Yes you heard that right I woke up with a cold on top of the one I already had. I had incredibly managed to catch two types of cold virus at the same time both with their own special array of symptoms.
This is where the slow part comes in, for the first time ever I forced myself to really slow down. In fact I just stopped, I didn’t do any work, I didn’t hoover and I certainly didn’t cook. If you knew me you would know that I don’t just stop or slow. I struggle on, I grin and bare it, but not this time. This time I listened to myself, there’s a first time for everything I suppose.
When the thoughts about the washing basket or the huge stack of reviews and blog posts I needed to write crept in I batted them quickly away. Instead of simultaneously checking every social media platform I’m on I’ve been leaving my phone in another room. I actually lay on the sofa and watched the whole of a movie with no interruptions or distractions.

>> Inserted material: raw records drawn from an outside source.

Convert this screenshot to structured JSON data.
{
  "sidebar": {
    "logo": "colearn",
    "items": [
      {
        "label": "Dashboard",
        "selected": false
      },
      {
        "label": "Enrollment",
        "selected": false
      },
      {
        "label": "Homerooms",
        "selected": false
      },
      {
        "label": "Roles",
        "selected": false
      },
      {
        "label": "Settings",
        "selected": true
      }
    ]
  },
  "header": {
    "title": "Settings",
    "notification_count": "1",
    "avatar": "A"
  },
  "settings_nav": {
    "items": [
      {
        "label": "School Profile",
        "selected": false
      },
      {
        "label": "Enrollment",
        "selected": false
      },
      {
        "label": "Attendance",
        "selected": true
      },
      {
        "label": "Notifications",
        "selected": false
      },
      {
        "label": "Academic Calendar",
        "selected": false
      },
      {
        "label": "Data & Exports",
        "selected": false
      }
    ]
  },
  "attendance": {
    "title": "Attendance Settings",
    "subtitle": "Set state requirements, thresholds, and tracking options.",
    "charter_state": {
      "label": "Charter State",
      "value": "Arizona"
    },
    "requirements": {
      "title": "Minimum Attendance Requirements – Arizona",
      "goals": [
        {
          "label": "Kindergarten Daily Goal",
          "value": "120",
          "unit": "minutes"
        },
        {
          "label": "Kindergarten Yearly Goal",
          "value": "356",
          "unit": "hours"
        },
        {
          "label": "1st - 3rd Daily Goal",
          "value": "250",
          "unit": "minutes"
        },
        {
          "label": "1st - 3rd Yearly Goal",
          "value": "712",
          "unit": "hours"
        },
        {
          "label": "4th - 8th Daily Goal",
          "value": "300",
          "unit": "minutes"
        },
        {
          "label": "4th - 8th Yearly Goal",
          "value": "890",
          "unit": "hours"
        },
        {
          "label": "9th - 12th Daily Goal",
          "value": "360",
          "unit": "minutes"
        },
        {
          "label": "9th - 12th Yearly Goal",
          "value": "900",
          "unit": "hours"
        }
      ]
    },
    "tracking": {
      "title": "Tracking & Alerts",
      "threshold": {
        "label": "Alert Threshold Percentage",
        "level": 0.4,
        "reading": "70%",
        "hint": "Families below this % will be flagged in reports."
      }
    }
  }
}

I honestly can’t remember the last time I did that.
Things are slowly returning to normal, I’ve written some posts and the house is clean. As normal service resumes I realise that that double whammy of viral nasties was an absolute blessing in disguise. I needed to slow down, no I needed to stop.
What I’m taking away from my week of slow is that although I know I’m capable of so many things I’m not capable of them all at once.

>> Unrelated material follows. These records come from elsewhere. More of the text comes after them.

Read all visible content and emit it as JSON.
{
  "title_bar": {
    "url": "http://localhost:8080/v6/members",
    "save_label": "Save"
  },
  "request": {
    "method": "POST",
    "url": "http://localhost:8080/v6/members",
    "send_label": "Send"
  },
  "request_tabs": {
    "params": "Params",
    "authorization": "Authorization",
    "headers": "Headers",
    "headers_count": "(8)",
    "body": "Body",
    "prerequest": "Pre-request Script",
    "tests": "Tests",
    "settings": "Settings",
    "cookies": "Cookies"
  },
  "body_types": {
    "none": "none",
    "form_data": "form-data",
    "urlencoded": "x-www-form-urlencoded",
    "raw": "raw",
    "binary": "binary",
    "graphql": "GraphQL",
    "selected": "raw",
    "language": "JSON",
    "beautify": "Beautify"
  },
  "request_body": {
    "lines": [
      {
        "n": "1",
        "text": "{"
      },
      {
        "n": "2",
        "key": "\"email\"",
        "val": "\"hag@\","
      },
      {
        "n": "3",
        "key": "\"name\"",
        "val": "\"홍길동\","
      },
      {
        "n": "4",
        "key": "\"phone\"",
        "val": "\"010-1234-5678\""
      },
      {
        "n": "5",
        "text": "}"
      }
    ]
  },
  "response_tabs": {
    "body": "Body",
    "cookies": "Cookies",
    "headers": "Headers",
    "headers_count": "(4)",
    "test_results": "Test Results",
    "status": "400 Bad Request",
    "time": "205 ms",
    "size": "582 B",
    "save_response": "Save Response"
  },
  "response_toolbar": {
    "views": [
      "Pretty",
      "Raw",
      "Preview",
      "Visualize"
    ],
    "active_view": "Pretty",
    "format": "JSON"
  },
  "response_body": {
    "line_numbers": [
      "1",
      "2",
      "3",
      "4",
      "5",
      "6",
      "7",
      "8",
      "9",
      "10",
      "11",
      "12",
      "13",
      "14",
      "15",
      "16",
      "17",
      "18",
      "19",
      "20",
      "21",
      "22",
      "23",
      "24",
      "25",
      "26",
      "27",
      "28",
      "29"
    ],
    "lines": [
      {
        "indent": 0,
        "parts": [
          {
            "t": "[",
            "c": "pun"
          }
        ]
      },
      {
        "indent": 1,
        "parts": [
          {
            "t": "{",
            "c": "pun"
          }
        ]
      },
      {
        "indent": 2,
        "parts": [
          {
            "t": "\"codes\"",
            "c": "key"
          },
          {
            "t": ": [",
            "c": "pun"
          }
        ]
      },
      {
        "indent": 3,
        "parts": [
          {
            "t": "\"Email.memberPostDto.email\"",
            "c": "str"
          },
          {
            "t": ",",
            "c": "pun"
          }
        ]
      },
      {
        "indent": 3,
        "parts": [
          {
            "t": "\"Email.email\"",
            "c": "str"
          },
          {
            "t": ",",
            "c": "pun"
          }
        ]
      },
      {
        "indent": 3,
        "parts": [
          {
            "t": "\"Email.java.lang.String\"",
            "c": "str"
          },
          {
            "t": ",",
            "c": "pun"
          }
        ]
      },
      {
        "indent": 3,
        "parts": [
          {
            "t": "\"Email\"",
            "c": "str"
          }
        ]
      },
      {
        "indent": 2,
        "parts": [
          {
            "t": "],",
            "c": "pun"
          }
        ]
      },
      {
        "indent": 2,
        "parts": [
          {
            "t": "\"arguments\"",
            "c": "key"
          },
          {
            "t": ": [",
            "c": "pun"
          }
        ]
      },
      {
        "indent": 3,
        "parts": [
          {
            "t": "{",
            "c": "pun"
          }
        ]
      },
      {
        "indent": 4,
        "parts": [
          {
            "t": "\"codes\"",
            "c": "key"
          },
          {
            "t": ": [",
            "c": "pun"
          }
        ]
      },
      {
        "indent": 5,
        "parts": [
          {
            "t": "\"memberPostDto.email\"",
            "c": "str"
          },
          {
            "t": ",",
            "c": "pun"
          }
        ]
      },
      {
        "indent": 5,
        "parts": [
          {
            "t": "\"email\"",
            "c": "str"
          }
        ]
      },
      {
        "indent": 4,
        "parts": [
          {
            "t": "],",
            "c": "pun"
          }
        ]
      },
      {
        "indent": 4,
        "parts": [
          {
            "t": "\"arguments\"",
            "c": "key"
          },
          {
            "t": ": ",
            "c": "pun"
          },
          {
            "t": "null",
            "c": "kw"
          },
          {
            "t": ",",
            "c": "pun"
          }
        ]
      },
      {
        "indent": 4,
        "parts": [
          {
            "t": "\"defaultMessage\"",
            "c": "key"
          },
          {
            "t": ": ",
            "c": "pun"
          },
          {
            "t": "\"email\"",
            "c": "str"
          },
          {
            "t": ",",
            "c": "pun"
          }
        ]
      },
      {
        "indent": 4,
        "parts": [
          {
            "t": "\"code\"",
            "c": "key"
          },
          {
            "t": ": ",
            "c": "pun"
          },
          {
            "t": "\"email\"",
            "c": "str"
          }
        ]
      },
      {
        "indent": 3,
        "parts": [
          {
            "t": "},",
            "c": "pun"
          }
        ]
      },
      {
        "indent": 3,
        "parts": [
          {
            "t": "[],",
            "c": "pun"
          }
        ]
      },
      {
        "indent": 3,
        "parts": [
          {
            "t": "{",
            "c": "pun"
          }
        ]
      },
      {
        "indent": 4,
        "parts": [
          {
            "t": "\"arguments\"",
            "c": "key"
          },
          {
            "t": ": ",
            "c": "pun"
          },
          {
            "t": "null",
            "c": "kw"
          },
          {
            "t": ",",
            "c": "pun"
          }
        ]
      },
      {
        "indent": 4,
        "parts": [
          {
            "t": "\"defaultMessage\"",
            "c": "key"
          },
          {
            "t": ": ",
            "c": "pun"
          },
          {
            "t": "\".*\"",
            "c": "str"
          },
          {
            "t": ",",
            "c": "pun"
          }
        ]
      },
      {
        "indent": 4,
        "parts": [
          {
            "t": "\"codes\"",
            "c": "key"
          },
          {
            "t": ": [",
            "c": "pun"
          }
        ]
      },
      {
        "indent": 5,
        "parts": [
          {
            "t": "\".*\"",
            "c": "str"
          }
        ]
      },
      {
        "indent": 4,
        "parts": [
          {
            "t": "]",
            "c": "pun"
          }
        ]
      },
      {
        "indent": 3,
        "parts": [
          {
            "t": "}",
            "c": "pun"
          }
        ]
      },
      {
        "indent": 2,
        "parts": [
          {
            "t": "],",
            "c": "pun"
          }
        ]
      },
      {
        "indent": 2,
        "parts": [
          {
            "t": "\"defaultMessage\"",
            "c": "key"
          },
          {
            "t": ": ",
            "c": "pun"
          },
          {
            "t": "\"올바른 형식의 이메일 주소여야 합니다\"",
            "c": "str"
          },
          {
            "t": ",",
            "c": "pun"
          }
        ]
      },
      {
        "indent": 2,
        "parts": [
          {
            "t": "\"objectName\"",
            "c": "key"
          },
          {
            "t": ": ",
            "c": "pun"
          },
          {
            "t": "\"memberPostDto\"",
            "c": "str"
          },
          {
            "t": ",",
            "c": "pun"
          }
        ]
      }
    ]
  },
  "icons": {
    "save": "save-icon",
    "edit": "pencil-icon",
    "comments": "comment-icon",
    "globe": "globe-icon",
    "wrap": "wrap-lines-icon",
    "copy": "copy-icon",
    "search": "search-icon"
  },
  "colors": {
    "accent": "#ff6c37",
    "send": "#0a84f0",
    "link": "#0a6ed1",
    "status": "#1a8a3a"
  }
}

This weeks word is bubble. I’ve really struggled with choosing this weeks word, it’s been a rough week full of coughs, colds and grumpiness. It’s also been a week of despairing at the media and how they often misinform and sensationalise the ‘news’. I’m not one for airing my opinions in public about politics as I feel it’s such a private and individual thing.

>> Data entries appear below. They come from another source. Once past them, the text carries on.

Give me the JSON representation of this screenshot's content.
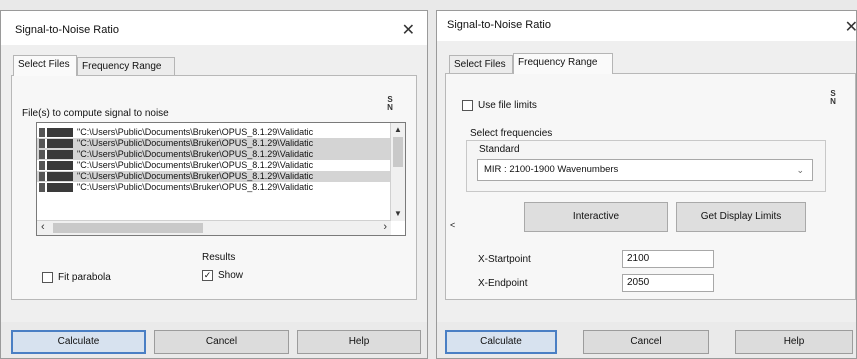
{
  "left_dialog": {
    "title": "Signal-to-Noise Ratio",
    "close_glyph": "✕",
    "tabs": [
      "Select Files",
      "Frequency Range"
    ],
    "active_tab": "Select Files",
    "files_label": "File(s) to compute signal to noise",
    "sn_icon": {
      "top": "S",
      "bottom": "N"
    },
    "files": [
      "\"C:\\Users\\Public\\Documents\\Bruker\\OPUS_8.1.29\\Validatic",
      "\"C:\\Users\\Public\\Documents\\Bruker\\OPUS_8.1.29\\Validatic",
      "\"C:\\Users\\Public\\Documents\\Bruker\\OPUS_8.1.29\\Validatic",
      "\"C:\\Users\\Public\\Documents\\Bruker\\OPUS_8.1.29\\Validatic",
      "\"C:\\Users\\Public\\Documents\\Bruker\\OPUS_8.1.29\\Validatic",
      "\"C:\\Users\\Public\\Documents\\Bruker\\OPUS_8.1.29\\Validatic"
    ],
    "scroll_arrows": {
      "up": "▲",
      "down": "▼",
      "left": "‹",
      "right": "›"
    },
    "fit_parabola_label": "Fit parabola",
    "fit_parabola_checked": false,
    "results_label": "Results",
    "show_label": "Show",
    "show_checked": true,
    "check_glyph": "✓",
    "buttons": {
      "calculate": "Calculate",
      "cancel": "Cancel",
      "help": "Help"
    }
  },
  "right_dialog": {
    "title": "Signal-to-Noise Ratio",
    "close_glyph": "✕",
    "tabs": [
      "Select Files",
      "Frequency Range"
    ],
    "active_tab": "Frequency Range",
    "sn_icon": {
      "top": "S",
      "bottom": "N"
    },
    "use_file_limits_label": "Use file limits",
    "use_file_limits_checked": false,
    "select_frequencies_label": "Select frequencies",
    "standard_label": "Standard",
    "standard_value": "MIR : 2100-1900 Wavenumbers",
    "dropdown_glyph": "⌄",
    "side_arrow": "<",
    "interactive_button": "Interactive",
    "get_display_limits_button": "Get Display Limits",
    "x_startpoint_label": "X-Startpoint",
    "x_startpoint_value": "2100",
    "x_endpoint_label": "X-Endpoint",
    "x_endpoint_value": "2050",
    "buttons": {
      "calculate": "Calculate",
      "cancel": "Cancel",
      "help": "Help"
    }
  }
}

I wrestle with wanting to be informed on world matters but at the same time also wanting to shut it all out. I like to seek out all the information before I form my own opinion but lately this is becoming almost impossible.
I’m coming to the conclusion that I might be better off living in my own little bubble. Why read about crazy people in charge of countries when I could read about random acts of kindness. Should I fret over the poor state of the economy or should I worry about whether to wear stripes or spots ?
Do I want to take up brain space with despair and worry when I could fill it with happy shiny pieces of positivity ? Does it make me shallow and unrealistic if I choose to live in my bubble ? I honestly don’t know the answer at the moment and until I do I’m happy to reside here.
For now the news will stay turned off and I will continue to seek out the stories that inspire and lift me. If that makes me ignorant and a pollyanna then so be it.
I realised something this week, despite being an organised person I’m also suffering from procrastination. I’ve caught myself way too many times lately saying or thinking ‘I will do that tomorrow’. I’ve become an expert in leaving things right until the last minute and found myself frantically trying to keep up. Procrastination is definitely my word of the week.
At the moment I have huge piles of paperwork that desperately needs sorting but I keep moving it around. I’ve been putting off appointments I need to make. Housework and homework are being left until the last possible moment.
Decisions need to be made but procrastination is creeping in there as well. I think the problem at the moment is that life is really busy and I’m trying to squeeze it all in. Luckily I’m not feeling overwhelmed just very disorganised.
I believe that you start to solve a problem first by identifying it and then finding tools and methods to tackle it. So that’s what I intend to do.
I’ve started using the notes app on my phone along with dictation so as soon as something pops in my head I make a note. I then go through the list of notes I’ve made tackling each thing before moving on to the next.
Watching organisation videos on YouTube is really helping to motivate me too. I’m trying to go with a rule I saw on a video that you should only touch an item once, this really works.
By adopting a few new tactics I’m hoping I won’t be suffering from procrastination for very long.